Passenger Ship in Pankow
How an architectural firm unlocked potential and created much-needed staff housing for Charité
Berlin's geography once seemed simple: West and East. After reunification, Prenzlauer Berg became the city's most coveted neighborhood. Then, in 2001, the territorial reform stripped the still-fashionable district of its independence, absorbing it into Pankow. Part of Storkower Strasse now shares this fate. While exploring their new district, architects deluse hernandez architects spotted a relic of East German prefab housing—a Plattenbauten with a single stairwell. The building's narrow footprint had necessitated an extraordinarily wide fire-access road. When two additional staircases were added after the Wall fell for safety reasons, something unexpected happened: the bypass suddenly became redundant, freeing up a substantial buildable area at the rear of the site. This simple observation would spark an ambitious development.

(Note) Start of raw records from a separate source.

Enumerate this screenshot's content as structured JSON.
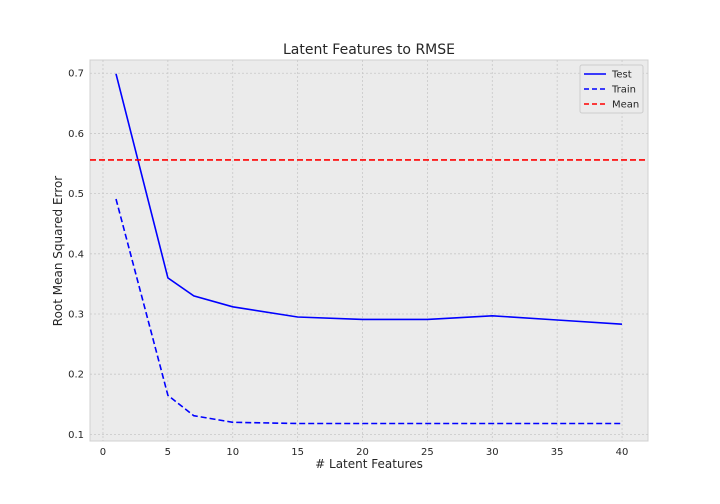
{
  "chart_data": {
    "type": "line",
    "title": "Latent Features to RMSE",
    "xlabel": "# Latent Features",
    "ylabel": "Root Mean Squared Error",
    "xlim": [
      -1,
      42
    ],
    "ylim": [
      0.089,
      0.722
    ],
    "xticks": [
      0,
      5,
      10,
      15,
      20,
      25,
      30,
      35,
      40
    ],
    "xtick_labels": [
      "0",
      "5",
      "10",
      "15",
      "20",
      "25",
      "30",
      "35",
      "40"
    ],
    "yticks": [
      0.1,
      0.2,
      0.3,
      0.4,
      0.5,
      0.6,
      0.7
    ],
    "ytick_labels": [
      "0.1",
      "0.2",
      "0.3",
      "0.4",
      "0.5",
      "0.6",
      "0.7"
    ],
    "grid": true,
    "legend_position": "top-right",
    "series": [
      {
        "name": "Test",
        "color": "#0000ff",
        "style": "solid",
        "x": [
          1,
          5,
          7,
          10,
          15,
          20,
          25,
          30,
          35,
          40
        ],
        "y": [
          0.699,
          0.36,
          0.33,
          0.312,
          0.295,
          0.291,
          0.291,
          0.297,
          0.29,
          0.283
        ]
      },
      {
        "name": "Train",
        "color": "#0000ff",
        "style": "dashed",
        "x": [
          1,
          5,
          7,
          10,
          15,
          20,
          25,
          30,
          35,
          40
        ],
        "y": [
          0.491,
          0.165,
          0.131,
          0.12,
          0.118,
          0.118,
          0.118,
          0.118,
          0.118,
          0.118
        ]
      },
      {
        "name": "Mean",
        "color": "#ff0000",
        "style": "dashed",
        "type": "hline",
        "y": 0.556
      }
    ]
  }
}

What began as an architects' vision to unlock building potential became reality. When the state-owned developer Berlinovo decided to develop the newly opened site, they entrusted the project's originators with designing the building. Today, a seven-storey residential building stands here, housing 76 one- and two-bedroom apartments. The challenge was ambitious: maximize apartments within a 465 m² footprint while providing urgently needed housing for Charité nursing staff. Handed over to residents in autumn 2023, the building's form is distinctly unconventional. Oriented perpendicular to Storkower Strasse at 22 metres high, its massing steps down in three tiers toward the Ringbahn railway—a composition that evokes a ship with staggered decks. Generous communal roof terraces were integrated into the design from the start. Built in solid construction with a white rendered façade, the architects achieved a total of 1,944 m² of living space. With over 70 apartments on this footprint, the efficiency is remarkable. Per building classification standards, it qualifies as a special building in class 5, a category reserved for staff accommodation.
The interior fit-out prioritizes economy—essential for keeping rents affordable. Vertical photovoltaic panels and rooftop solar thermal systems help the building achieve Energy Efficiency Level 40. Wedged between two existing structures, with one neighbor directly fronting the street, the building required careful massing to provide secondary access. The surrounding urban fabric—a residential tower, shops, offices, and a gas station—forms a deliberately mixed context. Yet the new structure unites these disparate elements into coherent whole, its presence anchoring the neighborhood's orientation toward the S-Bahn tracks, the district's vital artery. Directly to the south lie iconic sports venues: Dominique Perrault's striking velodrome and the Europa Sport Park's aquatic center.